The dangers of shape-shifting
Shape-shifting leaves a politician open to ridicule when it is detected or done badly. Nick Clegg’s policy switch on tuition fees is an examples of what happens when you don’t shape shift with finesse. It can be politically damaging.
UK party leaders know the dangers and seem to be doing all they can to protect themselves from accusations of not sticking to their original plans. Ahead of the 2015 election, David Cameron has pledged a tax lock – a law to be passed in the first 100 days of a new government to prevent income tax, national insurance or VAT increases during the next parliament.
And then came the Ed Stone. A giant symbol of how committed Miliband is to his six key pledges on the economy, the NHS and immigration, among other things. Of course, holding a Labour or Labour-led government to the pledges might be tricky. How do we know, for example, when we have “An NHS with the time to care”?
Like Ulysses tethered to the mast to stop him answering the call of the sirens, Cameron and Miliband are saying “Don’t trust me – trust the ropes tying my hands”. They don’t want to be the Nick Clegg of the 2015 election and have to spend the next five years apologising.
Freedom to swerve
But perhaps Ed’s stone should remind us to be more sympathetic when leaders change their course. His gesture has not been treated kindly, but the fate that would befall him if he broke his promises would perhaps be just as bad.
Today’s politicians must, it seems, claim consistency and authenticity at all times. But being a good or moral representative may require inconsistency. Good and moral ends may demand flexible means, perhaps multiple role-playing to diverse, demanding and sceptical electorates.
The argument that shape-shifting damages or demeans democratic representation is not as strong as many think. Political representatives often need to be, or to appear to be, different things to different people. They may choose to do so, or be constrained by circumstance. Machiavelli understood this well: a prince, he argued, “should have a flexible disposition, varying as fortune and circumstance dictate”.

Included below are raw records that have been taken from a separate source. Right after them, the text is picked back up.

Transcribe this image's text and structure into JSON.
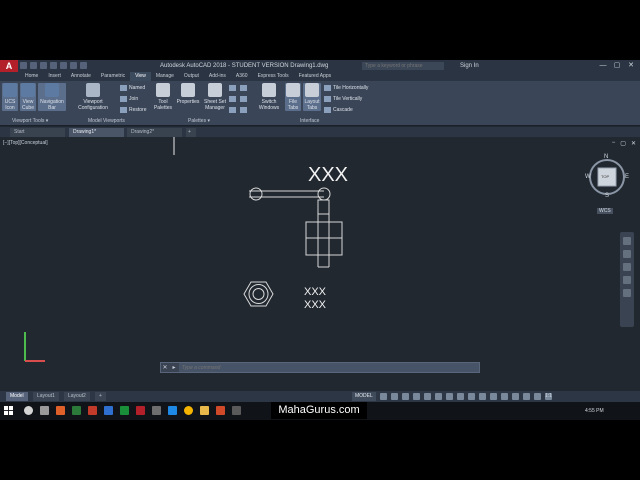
{
  "app": {
    "logo_letter": "A",
    "title": "Autodesk AutoCAD 2018 - STUDENT VERSION   Drawing1.dwg",
    "search_placeholder": "Type a keyword or phrase",
    "sign_in": "Sign In",
    "minimize": "—",
    "maximize": "▢",
    "close": "✕"
  },
  "ribbon_tabs": [
    "Home",
    "Insert",
    "Annotate",
    "Parametric",
    "View",
    "Manage",
    "Output",
    "Add-ins",
    "A360",
    "Express Tools",
    "Featured Apps"
  ],
  "ribbon_active_tab": "View",
  "ribbon": {
    "ucs_icon": "UCS Icon",
    "view_cube": "View Cube",
    "navigation_bar": "Navigation Bar",
    "viewport_configuration": "Viewport Configuration",
    "named": "Named",
    "join": "Join",
    "restore": "Restore",
    "tool_palettes": "Tool Palettes",
    "properties": "Properties",
    "sheet_set_manager": "Sheet Set Manager",
    "switch_windows": "Switch Windows",
    "file_tabs": "File Tabs",
    "layout_tabs": "Layout Tabs",
    "tile_horizontally": "Tile Horizontally",
    "tile_vertically": "Tile Vertically",
    "cascade": "Cascade",
    "panel_viewport_tools": "Viewport Tools ▾",
    "panel_model_viewports": "Model Viewports",
    "panel_palettes": "Palettes ▾",
    "panel_interface": "Interface"
  },
  "doc_tabs": [
    {
      "label": "Start",
      "active": false
    },
    {
      "label": "Drawing1*",
      "active": true
    },
    {
      "label": "Drawing2*",
      "active": false
    }
  ],
  "new_tab": "+",
  "viewport": {
    "label": "[−][Top][Conceptual]",
    "texts": {
      "big": "XXX",
      "small1": "XXX",
      "small2": "XXX"
    },
    "viewcube": {
      "top": "TOP",
      "n": "N",
      "s": "S",
      "e": "E",
      "w": "W",
      "wcs": "WCS"
    },
    "controls": [
      "−",
      "▢",
      "✕"
    ]
  },
  "command": {
    "close": "✕",
    "prompt": "▸",
    "placeholder": "Type a command"
  },
  "layout_tabs": [
    {
      "label": "Model",
      "active": true
    },
    {
      "label": "Layout1",
      "active": false
    },
    {
      "label": "Layout2",
      "active": false
    }
  ],
  "layout_add": "+",
  "status": {
    "model": "MODEL",
    "scale": "1:1"
  },
  "taskbar": {
    "time": "4:55 PM"
  },
  "watermark": "MahaGurus.com",
  "colors": {
    "accent": "#b3202a",
    "drawing_bg": "#212830",
    "lines": "#d8d8d8"
  }
}
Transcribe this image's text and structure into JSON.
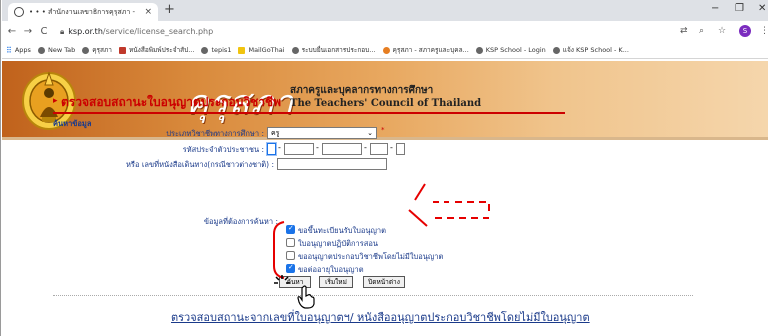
{
  "browser": {
    "tab_title": "• • • สำนักงานเลขาธิการคุรุสภา - ",
    "tab_close": "×",
    "new_tab": "+",
    "window_controls": [
      "−",
      "❐",
      "✕"
    ],
    "nav_icons": [
      "←",
      "→",
      "C"
    ],
    "url_host": "ksp.or.th",
    "url_path": "/service/license_search.php",
    "profile_initial": "S",
    "bookmarks": [
      {
        "label": "Apps",
        "icon": "apps-icon"
      },
      {
        "label": "New Tab",
        "icon": "globe-icon"
      },
      {
        "label": "คุรุสภา",
        "icon": "globe-icon"
      },
      {
        "label": "หนังสือพิมพ์ประจำสัป...",
        "icon": "news-icon"
      },
      {
        "label": "tepis1",
        "icon": "globe-icon"
      },
      {
        "label": "MailGoThai",
        "icon": "mail-icon"
      },
      {
        "label": "ระบบยื่นเอกสารประกอบ...",
        "icon": "globe-icon"
      },
      {
        "label": "คุรุสภา - สภาครูและบุคล...",
        "icon": "orange-icon"
      },
      {
        "label": "KSP School - Login",
        "icon": "globe-icon"
      },
      {
        "label": "แจ้ง KSP School - K...",
        "icon": "globe-icon"
      }
    ]
  },
  "banner": {
    "logo_thai": "คุรุสภา",
    "council_th": "สภาครูและบุคลากรทางการศึกษา",
    "council_en": "The Teachers' Council of Thailand"
  },
  "form": {
    "heading": "ตรวจสอบสถานะใบอนุญาตประกอบวิชาชีพ",
    "subheading": "ค้นหาข้อมูล",
    "profession_label": "ประเภทวิชาชีพทางการศึกษา :",
    "profession_value": "ครู",
    "required_mark": "*",
    "id_label": "รหัสประจำตัวประชาชน :",
    "passport_label": "หรือ เลขที่หนังสือเดินทาง(กรณีชาวต่างชาติ) :",
    "lookup_label": "ข้อมูลที่ต้องการค้นหา :",
    "options": [
      {
        "label": "ขอขึ้นทะเบียนรับใบอนุญาต",
        "checked": true
      },
      {
        "label": "ใบอนุญาตปฏิบัติการสอน",
        "checked": false
      },
      {
        "label": "ขออนุญาตประกอบวิชาชีพโดยไม่มีใบอนุญาต",
        "checked": false
      },
      {
        "label": "ขอต่ออายุใบอนุญาต",
        "checked": true
      }
    ],
    "buttons": [
      "ค้นหา",
      "เริ่มใหม่",
      "ปิดหน้าต่าง"
    ]
  },
  "bottom_link": "ตรวจสอบสถานะจากเลขที่ใบอนุญาตฯ/ หนังสืออนุญาตประกอบวิชาชีพโดยไม่มีใบอนุญาต",
  "colors": {
    "heading_red": "#cc0000",
    "form_blue": "#1a3a8a",
    "annotation_red": "#e60000",
    "banner_orange": "#d98a3c"
  }
}
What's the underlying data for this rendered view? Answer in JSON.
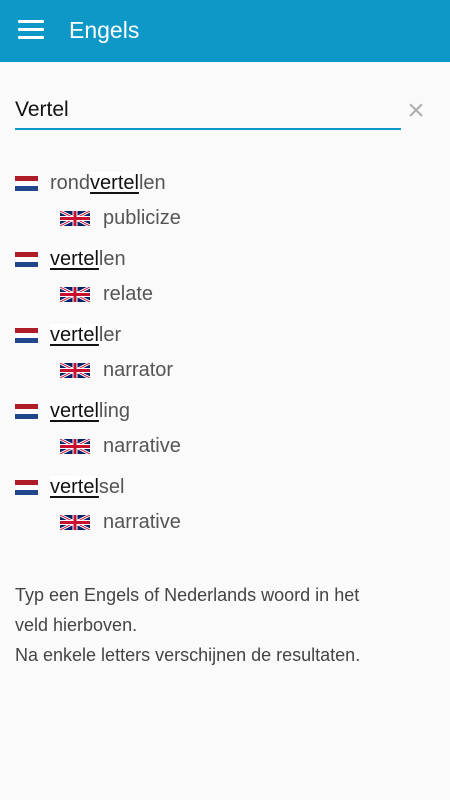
{
  "appbar": {
    "title": "Engels",
    "menu_icon": "menu-icon"
  },
  "search": {
    "value": "Vertel",
    "clear_icon": "close-icon"
  },
  "results": [
    {
      "nl_before": "rond",
      "nl_match": "vertel",
      "nl_after": "len",
      "en": "publicize"
    },
    {
      "nl_before": "",
      "nl_match": "vertel",
      "nl_after": "len",
      "en": "relate"
    },
    {
      "nl_before": "",
      "nl_match": "vertel",
      "nl_after": "ler",
      "en": "narrator"
    },
    {
      "nl_before": "",
      "nl_match": "vertel",
      "nl_after": "ling",
      "en": "narrative"
    },
    {
      "nl_before": "",
      "nl_match": "vertel",
      "nl_after": "sel",
      "en": "narrative"
    }
  ],
  "help": {
    "line1": "Typ een Engels of Nederlands woord in het",
    "line2": "veld hierboven.",
    "line3": "Na enkele letters verschijnen de resultaten."
  },
  "colors": {
    "accent": "#0e98c8",
    "background": "#fafafa"
  }
}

We have plenty of examples of venerated shape-shifters. Former Brazilian president, Luiz Inácio Lula da Silva, went from local to national union official, to co-organiser of the Workers Party, to congressman, to multiple presidential candidate to two-term president, shifting from radicalism to reformism.
And according to journalist Bill Keller, Nelson Mandela was at various times:
A black nationalist and a nonracialist, an opponent of armed struggle and a practitioner of armed struggle, a close partner of the South African Communist Party and, in his presidency, a close partner of South Africa’s powerful capitalists. In other words, he was whatever served his purpose of ending South Africa’s particularly fiendish brand of minority rule.
Perhaps we need our representatives or leaders to be shape-shifters. More positions adopted may mean more possibilities exist in our public debates, making them richer. But perhaps also we need our hypocrisy to be catered to – if representatives shape-shift, we want them to do so with such skill that we don’t have to notice and call them out.
As coalition-building proceeds, the tensions between an image of consistency and authenticity, on the one hand, and the pragmatic demands on politicians that a divided electorate imposes upon them, on the other hand, will be fascinating. Maybe we should be more forgiving observers than is normally the case, and be relaxed if the Ed Stone does not set a trend – or if the promises carved in it do not come to pass.